Weblog von fritzs
Kampagne zu Ende, Schoten dicht geholt
Die Kampagne der Klimapiraten „Auf dem Strom der Zeit“ ist beendet und wir freuen uns über die Erfolge, die wir gemeinsam erreicht haben: Das Vorhaben von SWS, in Brunsbüttel ein Kohlekraftwerk zu bauen, ist in einen tiefen Dornröschenschlaf gefallen, aus dem es wahrscheinlich nie wieder erwachen wird. Seit Kampagnenstart sind einzelne Stadtwerke aus der Finanzierung ausgestiegen, während weitere im Stillen zu zweifeln begannen und inzwischen lieber Erneuerbaren-Projekte anschieben als den Klimakiller voran zu bringen. Fest steht: Dank des beständigen Gegenwinds, den das Kraftwerksvorhaben von vielen Seiten erfahren hat, bleiben dem Klima die zusätzlichen Treibhausgase zunächst erspart.
In dieser Situation holen wir die Segel ein und freuen und über den Teilerfolg. Auch wenn die Klimapiraten nicht mehr zu Brunsbüttel und SWS aktiv sind, werden wir weiter aufmerksam beobachten, was mit dem Kohlevorhaben an der Elbe weiter geschieht und euch gegebenenfalls an dieser Stelle informieren.
Wir danken allen, die uns im Vorfeld und während der Kampagne unterstützt haben und denen, die aktiv dabei waren. Ganz besonders bedanken wir uns bei der BI Brunsbüttel für die schöne Zusammenarbeit und der Bewegungsstiftung und der Klimaallianz für ihre Förderung der Kampagne.

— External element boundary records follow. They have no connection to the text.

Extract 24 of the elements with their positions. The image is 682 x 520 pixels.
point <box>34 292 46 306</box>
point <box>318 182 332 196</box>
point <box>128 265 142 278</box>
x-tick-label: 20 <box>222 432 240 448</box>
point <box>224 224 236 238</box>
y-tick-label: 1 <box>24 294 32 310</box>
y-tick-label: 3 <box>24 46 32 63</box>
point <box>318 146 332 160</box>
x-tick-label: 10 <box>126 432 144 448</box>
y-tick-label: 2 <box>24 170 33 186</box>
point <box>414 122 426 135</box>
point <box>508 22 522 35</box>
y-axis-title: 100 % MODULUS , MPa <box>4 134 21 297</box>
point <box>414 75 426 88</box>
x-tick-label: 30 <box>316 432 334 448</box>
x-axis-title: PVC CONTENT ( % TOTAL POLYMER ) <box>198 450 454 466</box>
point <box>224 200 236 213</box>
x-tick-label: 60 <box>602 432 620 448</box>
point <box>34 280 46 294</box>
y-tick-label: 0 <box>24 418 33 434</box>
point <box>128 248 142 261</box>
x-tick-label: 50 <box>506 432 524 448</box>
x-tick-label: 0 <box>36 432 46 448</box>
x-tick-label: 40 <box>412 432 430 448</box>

Momentan liegen die Klimapiraten vor Anker. Vielleicht segeln sie aber schon bald wieder in neuen Gewässern. Wo, wann und mit welchem Ziel? Die Zeit wird es verraten...
Brunsbüttel liegt auf Eis!
Leises Hurra! Die Südweststrom-Stadtwerke haben auf ihrer Gesellschafterversammlung am 3. Dezember beschlossen, das geplante Kohlekraftwerk Brunsbüttel vorerst nicht zu bauen. Stattdessen wollen sie abwarten, wie sich die wirtschaftlichen und politischen Rahmenbedingungen entwickeln.
Natürlich alles andere als eine Absage an den geplanten Klimakiller an der Elbmündung. Aber vermutlich der Anfang vom Ende des Projekts. Schließlich wird es in Zukunft immer unwahrscheinlicher, dass neue Kohlekraftwerke in Deutschland gebaut werden. Denn in der Zwischenzeit geht der Ausbau von Windkraft an Land und auf dem Meer weiter.
Klimapiraten überall – von Tübingen bis Brunsbüttel legen wir los
Nach dem Kampagnenstart in Tübingen sind die Klimapiraten auf allen sieben Weltmeeren zugange. Naja zumindest fast: unter anderem in Tübingen, Stuttgart, Hannover/Hildesheim, Lüneburg, Berlin und in Brunsbüttel selbst sind wir jetzt aktiv und arbeiten mit Hochdruck daran, die Stadtwerke in den jeweiligen Regionen davon zu überzeugen, auf Erneuerbare Energien zu setzen und kein Kohlekraftwerk in Brunsbüttel zu bauen.